Dietrich Bonhoeffer ist dafür bekannt, dass er anders dachte als die anderen und sich dafür einsetzte. Sein Elternhaus war es, das ihn lehrte selbständig zu denken.
Denken erlaubt
Jeder andere Ort außer der Bibel ist mir zu ungewiss geworden.
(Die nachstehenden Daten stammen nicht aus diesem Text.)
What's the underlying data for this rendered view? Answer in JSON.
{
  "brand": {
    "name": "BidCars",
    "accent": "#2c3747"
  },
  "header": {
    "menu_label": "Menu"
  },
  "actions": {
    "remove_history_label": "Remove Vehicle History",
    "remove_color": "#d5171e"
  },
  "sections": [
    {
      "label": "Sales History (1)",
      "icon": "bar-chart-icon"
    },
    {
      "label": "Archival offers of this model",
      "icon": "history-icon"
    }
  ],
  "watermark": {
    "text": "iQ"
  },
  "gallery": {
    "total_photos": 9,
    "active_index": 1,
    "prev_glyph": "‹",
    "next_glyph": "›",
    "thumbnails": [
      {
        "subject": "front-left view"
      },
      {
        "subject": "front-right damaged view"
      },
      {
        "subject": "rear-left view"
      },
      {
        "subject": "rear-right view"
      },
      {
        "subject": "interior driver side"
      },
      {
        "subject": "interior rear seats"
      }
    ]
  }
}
Dietrich Bonhoeffer – ein großer Name der jüngeren deutschen Kirchengeschichte. Das Gedicht „Von Guten Mächten“ hat fast jeder schon gehört, gesehen oder gesungen. Und mancher weiß sicher auch, dass er als Widerstandskämpfer gilt und im Zusammenhang mit dem Attentat vom 20. Juli 1944 im April 1945 auf direktem Befehl Hitlers ermordet wurde. Für Bonhoeffer war der Tod die letzte Stufe auf dem Weg zum eigentlichen Leben, er wusste sich in Gott geborgen.
Doch wie ist er zu diesem Glaubensmann geworden? Welche familiären Startbedingungen hatte er in Sachen Glauben?
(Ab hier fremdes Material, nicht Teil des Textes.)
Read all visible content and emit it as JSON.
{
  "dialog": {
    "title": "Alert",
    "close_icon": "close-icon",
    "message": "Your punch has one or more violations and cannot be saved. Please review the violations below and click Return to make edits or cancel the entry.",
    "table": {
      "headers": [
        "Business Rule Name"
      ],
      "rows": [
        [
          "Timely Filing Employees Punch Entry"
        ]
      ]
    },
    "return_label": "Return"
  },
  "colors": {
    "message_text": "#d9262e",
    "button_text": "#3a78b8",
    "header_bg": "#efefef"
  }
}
Dietrich Bonhoeffer stammte aus einer, wie man sagt, guten, großbürgerlichen Familie. Sein Vater war Professor Karl Bonhoeffer, Neurologe und Psychiater, eine Koryphäe in seinem Fach. Zusammen mit seiner Zwillingsschwester Sabine wurde Dietrich im Februar 1906 als Nummer sechs und sieben von acht Kindern geboren. Die Familie verstand sich als christlich-fromm. Christliche Feste wurden gefeiert, Taufe und Konfirmation waren obligatorisch und wichtig, zur Kirche hingegen ging man äußerst selten. Gleichzeitig legte die Mutter jedoch Wert auf abendliches Choralsingen und Nachtgebet der Kinder. Der Vater hingegen wird als „religiös zurückhaltend“ beschrieben. Verantwortlich für fromme Aktivitäten im Hause Bonhoeffer war die Mutter, prägende Autoritätsperson jedoch der Vater. Wichtig war den Eltern, dass ihre
Kinder eigene Persönlichkeiten entwickelten und auch eigene Leistungen brachten. Sie legten hohe Wertmaßstäbe an, wie Echtheit, Treue, Genügsamkeit oder Bescheidenheit und vermittelten den Kindern Selbstbewusstsein und Selbstbeherrschung. Gleichzeitig hatte man in Not und Schwierigkeiten immer mit anderen mitzudenken, mitzufühlen, und Verantwortung zu tragen.

Dietrich wuchs behütet und in einem gewissen Wohlstand auf. Da die Kinder zu selbständigen Persönlichkeiten heranwachsen sollten, genossen sie alle geistigen Freiheiten und wurden zum Denken angeregt und herausgefordert. Man nahm nichts einfach so als gegeben hin. Oberflächiges Gerede konnte der Vater nicht ausstehen, und über Dinge zu reden, die weder Hand noch Fuß hatten, oder nicht zu Ende gedacht waren, brachte eine väterliche Rüge ein (was zeitweise dazu führte, dass die Kinder recht still waren und gar nichts mehr sagten).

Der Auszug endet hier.